このタイトル「同志少女よ、敵を撃て」の「敵」とは誰なのでしょうか?
読者は、ソ連軍の狙撃兵セラフィマの敵はドイツ軍だと思い込み、読み進めます。
しかし、ドイツ軍が降伏し、この戦争が終わりに近づいた頃、私達は「同志少女よ、敵を撃て」という言葉を聞くことになります。
さて、セラフィマ達、狙撃兵は何度も「何のために戦うのか?」と問われ、それぞれの答えを持っていました。
セラフィマは仇を討ち、女性を守るために。
戦争で我が子を殺されたヤーナは子供を守るために。
セラフィマはその言葉を聞き、女性を守るために銃弾を放つのでした。
懐かしいカチューシャの歌を歌いながら・・・。
イリーナの正体は?
母親の遺体を焼き、自分を殺し屋にした冷酷で無慈悲なイリーナ。
セラフィマはイリーナを殺すために、地獄のような日々を絶えてきました。
しかし、イリーナは伝染病を防ぐために遺体と村を焼き払ったこと、そして投げ捨てられたと思っていた、たった一枚の両親の写真をずっと持っていたことを後になって知ります。
イリーナとは一体何者だったのでしょうか?
張り巡らされた伏線とその回収
この作品にはたくさんの伏線が張り巡らされていて、物語が終わりに近づくにつれ、その一つひとつが回収されていきます。
例えば、セラフィマの母親を撃ったイェーガー、セラフィマの幼なじみミハイル、そしてミハイルの部下であったドミートリー、看護師のターニャとセラフィマが撃った少年ヨハン、敵兵イェーガーと深い関係になったサンドラ・・・。
登場した人物は皆、忘れられることなく、きちんと回収されていきます。
「同志少女よ、敵を撃て」の書評を紹介
「同志少女よ、敵を撃て」は、アガサ・クリスティー賞史上初めて、選考委員全員が最高点を付けた作品です。
それでは、アガサ・クリスティー賞の選考委員5人による書評の一部を紹介します。
以下の書評を読むと、選考委員お一人おひとりがいかにこの作品を高く評価し、またご自分も魅了されたかがよく分かります。
これは、「同志少女よ、敵を撃て」の単行本の終わりに掲載された「第十一回アガサ・クリスティー賞選評」より引用させていただいたものです。
背景は独ソ戦、スターリングラード攻防戦と、要塞都市ケーニヒスベルクの戦いを描くものだが、女性狙撃手という実在した人物を登場させて、壮大な歴史を背景に、個的なドラマを作り上げるという、とても新人の作品とは思えない完成度に感服。
(北上次郎さんの選評より抜粋)
狩りの名手の少女セラフィマ。
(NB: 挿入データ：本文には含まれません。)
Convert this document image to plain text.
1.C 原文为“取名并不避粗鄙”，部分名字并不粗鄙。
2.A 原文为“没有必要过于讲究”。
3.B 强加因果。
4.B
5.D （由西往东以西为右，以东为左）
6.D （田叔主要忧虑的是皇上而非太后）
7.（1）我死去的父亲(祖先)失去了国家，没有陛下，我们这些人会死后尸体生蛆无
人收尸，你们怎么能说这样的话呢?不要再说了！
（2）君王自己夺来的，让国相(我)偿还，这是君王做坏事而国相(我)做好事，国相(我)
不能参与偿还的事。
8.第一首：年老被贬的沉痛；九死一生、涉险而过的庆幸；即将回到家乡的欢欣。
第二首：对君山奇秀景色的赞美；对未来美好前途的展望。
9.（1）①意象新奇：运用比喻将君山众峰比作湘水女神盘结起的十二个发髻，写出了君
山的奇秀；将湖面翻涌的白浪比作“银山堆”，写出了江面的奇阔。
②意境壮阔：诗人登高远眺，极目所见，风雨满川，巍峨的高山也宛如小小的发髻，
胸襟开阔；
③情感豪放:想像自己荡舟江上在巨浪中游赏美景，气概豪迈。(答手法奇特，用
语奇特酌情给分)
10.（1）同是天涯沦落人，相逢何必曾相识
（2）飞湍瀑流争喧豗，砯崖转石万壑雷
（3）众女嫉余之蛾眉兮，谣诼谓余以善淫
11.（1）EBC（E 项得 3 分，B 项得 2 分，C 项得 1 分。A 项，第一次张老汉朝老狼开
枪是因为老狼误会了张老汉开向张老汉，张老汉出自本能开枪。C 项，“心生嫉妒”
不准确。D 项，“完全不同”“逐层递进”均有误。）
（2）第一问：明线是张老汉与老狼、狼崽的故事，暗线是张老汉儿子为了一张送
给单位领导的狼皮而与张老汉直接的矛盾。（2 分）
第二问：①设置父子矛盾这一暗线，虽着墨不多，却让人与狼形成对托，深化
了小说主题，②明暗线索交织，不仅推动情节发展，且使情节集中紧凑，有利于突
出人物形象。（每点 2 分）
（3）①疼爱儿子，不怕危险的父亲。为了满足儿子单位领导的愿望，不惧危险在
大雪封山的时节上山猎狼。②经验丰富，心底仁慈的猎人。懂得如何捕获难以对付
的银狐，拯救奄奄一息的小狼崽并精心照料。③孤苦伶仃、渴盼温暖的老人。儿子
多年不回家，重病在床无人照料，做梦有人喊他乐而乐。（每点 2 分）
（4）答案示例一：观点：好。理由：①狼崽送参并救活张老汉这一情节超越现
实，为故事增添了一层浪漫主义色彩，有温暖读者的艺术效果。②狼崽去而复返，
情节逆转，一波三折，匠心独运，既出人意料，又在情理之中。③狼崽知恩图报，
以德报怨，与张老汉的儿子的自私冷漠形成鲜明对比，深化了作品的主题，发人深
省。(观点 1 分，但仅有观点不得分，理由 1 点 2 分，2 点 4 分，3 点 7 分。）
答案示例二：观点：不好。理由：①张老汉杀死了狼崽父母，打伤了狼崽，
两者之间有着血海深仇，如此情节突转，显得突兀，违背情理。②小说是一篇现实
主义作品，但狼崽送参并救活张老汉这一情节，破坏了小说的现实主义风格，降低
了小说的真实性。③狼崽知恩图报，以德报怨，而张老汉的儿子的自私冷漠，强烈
彼女の個人的な復讐心に始まった物語は波乱のなかで、隊員同士のシスターフッドも描きつつ、戦場になだれこみ、壮大な展開を見せます。胸アツ。
(鴻巣友季子さんの選評より抜粋)
白眉は大詰めのケーニヒスベルク戦で、入念な布石の下に繰り広げられるラストバトルの衝撃的な結末にこの物語のすべてが詰まっている。文句なしの5点満点、アガサ・クリスティー賞の名にふさわしい傑作だと思う。
(法月綸太郎さんの選評より抜粋)
ソ連は参戦国の中で唯一、女性兵士が従軍した国である。その女性兵士の視点から、スターリングラード攻防戦をはじめとする苛烈を極めた戦闘と、仲間のスナイパーたちそれぞれの人間ドラマが描かれる。女性が戦場で戦い、生き抜くことの意味を突き詰めた、まったく新しい戦争冒険小説を読むことができた。多くの方に読んでいただきたい。
(清水直樹さんの選評より抜粋)
「同志少女よ、敵を撃て」を読んだ感想
日本人の、それも男性が、狙撃兵にさせられ、戦場で生きる女性達を描く。
事実をもとに考えられた、死と向かい合わせの戦い、そしてその心、彼女達の会話を。
著者、逢坂冬馬さんが独ソ戦について研究し、想像し、ここまでのリアリティーを表現されたことに、まず脱帽します。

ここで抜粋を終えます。